Los tres Carlos coinciden, fuera de la prosa, únicamente en sus datos biográficos: en 1969 Enrique Guzmán fue apoyado por Víctor Sandoval (director de la Casa de Cultura de Aguascalientes) para continuar con sus estudios en La Esmeralda, pero no fue aceptado y tuvo que vivir en unos condominios en San Fernando y Héroes hasta que se inscribió en el taller de libre pintura, en donde todos eran admitidos; que en 1971 finalmente ingresa a la carrera de pintor en el INBA; que pintaba sin descanso: “era usual que transportara por la tarde, de la escuela a su departamento, alguna de las telas en las que trabajaba”; que en 1972 obtiene el primer premio de adquisición en pintura en el séptimo concurso nacional para estudiantes de artes plásticas; que en 1973 abandona su departamento de la Avenida Hidalgo para trasladarse a un estudio en el edificio de la galería de Pintura; que en 1976 expone en Jamaica (Instituto Mexicano del Comercio Exterior / New Cultural Art Center) y en 1979 en Colombia (Museo de Arte Contemporáneo).
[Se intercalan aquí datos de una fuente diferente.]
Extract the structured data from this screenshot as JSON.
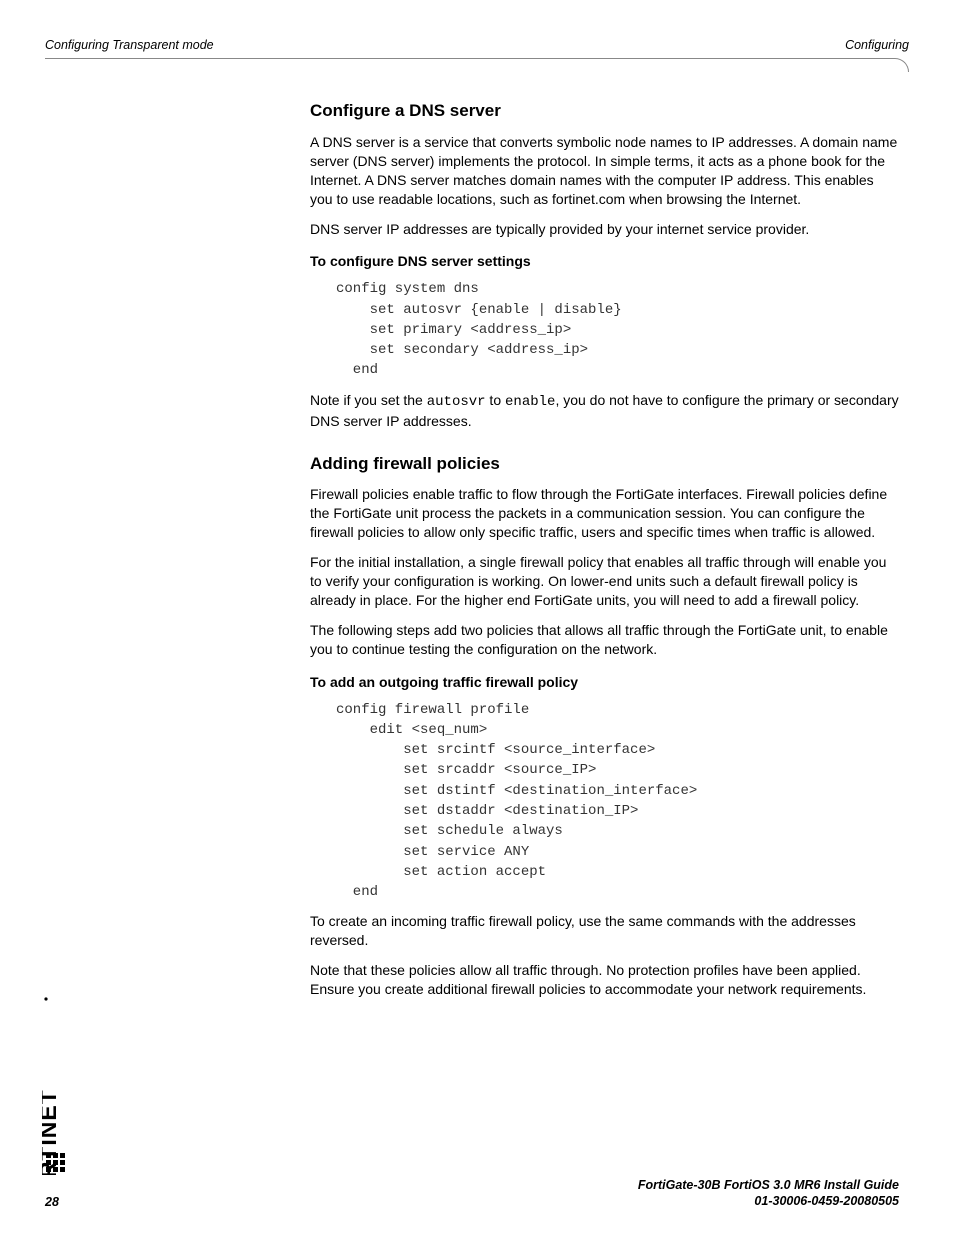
{
  "header": {
    "left": "Configuring Transparent mode",
    "right": "Configuring"
  },
  "sections": {
    "dns": {
      "title": "Configure a DNS server",
      "p1": "A DNS server is a service that converts symbolic node names to IP addresses. A domain name server (DNS server) implements the protocol. In simple terms, it acts as a phone book for the Internet. A DNS server matches domain names with the computer IP address. This enables you to use readable locations, such as fortinet.com when browsing the Internet.",
      "p2": "DNS server IP addresses are typically provided by your internet service provider.",
      "sub1": "To configure DNS server settings",
      "code1": "config system dns\n    set autosvr {enable | disable}\n    set primary <address_ip>\n    set secondary <address_ip>\n  end",
      "note_pre": "Note if you set the ",
      "note_code1": "autosvr",
      "note_mid": " to ",
      "note_code2": "enable",
      "note_post": ", you do not have to configure the primary or secondary DNS server IP addresses."
    },
    "fw": {
      "title": "Adding firewall policies",
      "p1": "Firewall policies enable traffic to flow through the FortiGate interfaces. Firewall policies define the FortiGate unit process the packets in a communication session. You can configure the firewall policies to allow only specific traffic, users and specific times when traffic is allowed.",
      "p2": "For the initial installation, a single firewall policy that enables all traffic through will enable you to verify your configuration is working. On lower-end units such a default firewall policy is already in place. For the higher end FortiGate units, you will need to add a firewall policy.",
      "p3": "The following steps add two policies that allows all traffic through the FortiGate unit, to enable you to continue testing the configuration on the network.",
      "sub1": "To add an outgoing traffic firewall policy",
      "code1": "config firewall profile\n    edit <seq_num>\n        set srcintf <source_interface>\n        set srcaddr <source_IP>\n        set dstintf <destination_interface>\n        set dstaddr <destination_IP>\n        set schedule always\n        set service ANY\n        set action accept\n  end",
      "p4": "To create an incoming traffic firewall policy, use the same commands with the addresses reversed.",
      "p5": "Note that these policies allow all traffic through. No protection profiles have been applied. Ensure you create additional firewall policies to accommodate your network requirements."
    }
  },
  "footer": {
    "page": "28",
    "line1": "FortiGate-30B FortiOS 3.0 MR6 Install Guide",
    "line2": "01-30006-0459-20080505"
  }
}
A partir de aquí, el escándalo y el protagonismo: Enrique Guzmán aspira a ganar el reconocimiento único del Primer Salón Nacional de Artes Plásticas, pero al final, el jurado compuesto por Manuel Felguérez, Raquel Tibol, Armando Torres Michúa y Leonor de Villafranca le da el reconocimiento a Serie 2, Negro Número 4 de Beatriz Zamora. Guzmán descuelga el cuadro triunfador y lo arrastra por la Sala Nacional del Palacio de Bellas Artes, con la intención de tirarlo desde las escaleras, pero es sometido por el personal de seguridad y los mismos espectadores. Tiempo después, en 1983, desgarra con un cúter su obra La conocida señorita del club llegada de la felicidad (1973) que se encontraba expuesta en la Pinacoteca de la Casa de la Cultura de Aguascalientes. Posteriormente quemaría la mayor parte de su producción de dibujos y pinturas.
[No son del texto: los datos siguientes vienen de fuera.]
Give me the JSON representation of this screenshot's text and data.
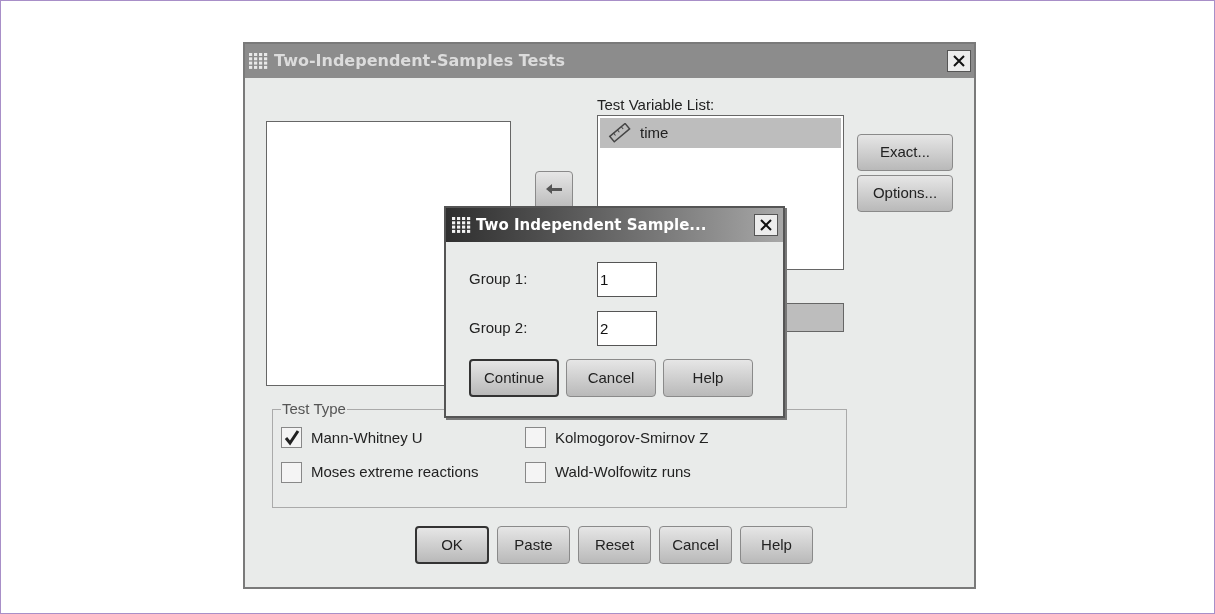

Se apunta en todas las biografías que Enrique Guzmán se instala en 1979 en San Luis Potosí, donde da clases de dibujo en la Casa de la Cultura. Si bien residió en la capital potosina durante aproximadamente dos años, nunca impartió una sola clase. Guzmán es ubicado en la ciudad por petición de Víctor Sandoval para que se “relajase”, ya que estaba pasando por una crisis esquizofrénica. En la Casa de la Cultura de San Luis Potosí nunca se ha impartido cátedra, afirma el artista plástico Othón Salazar; se inventó un puesto en dicha institución (ahora Museo Francisco Cossío) para poder solventarle honorarios, ya que no se encontraba en condiciones de trabajar.

 

Enrique Guzmán es hospedado por ordenes de Raúl Gamboa Cantón en el domicilio de Othón Salazar, en la colonia Benito Juárez del municipio de Soledad de Graciano Sánchez. Para llegar ahí, se tiene que cruzar la Colonia Rural W, que recibe el nombre de la antena repetidora de la XEWA AM, instalada en marzo de 1988. La vivienda de Othón es un chalet unifamiliar a dos aguas con una huerta trasera, desde este punto, Guzmán se trasladaba al Instituto Potosino de Bellas Artes en la Avenida Constitución, donde impartía clases Othón, y no a la Casa de la Cultura como certifica Blas Galindo. Dibujaba por las tardes en el Parque Alameda, de donde provienen los primeros bocetos de La cámara fotográfica (1979). Bebería, por lo regular cerveza, en las cantinas La Montaña, El Pinin, El Conde, El Banco, el bar del Hotel Filher, el Don Pedro, La Mexicana y el Bar Tampico. Esa era su ruta: la W, el IPBA, las cantinas del centro histórico y la Alameda; en donde se dice también que correteó con un machete al escritor huasteco autor de Te juro por ésta (1980) Alberto Enríquez, tras una fuerte disputa.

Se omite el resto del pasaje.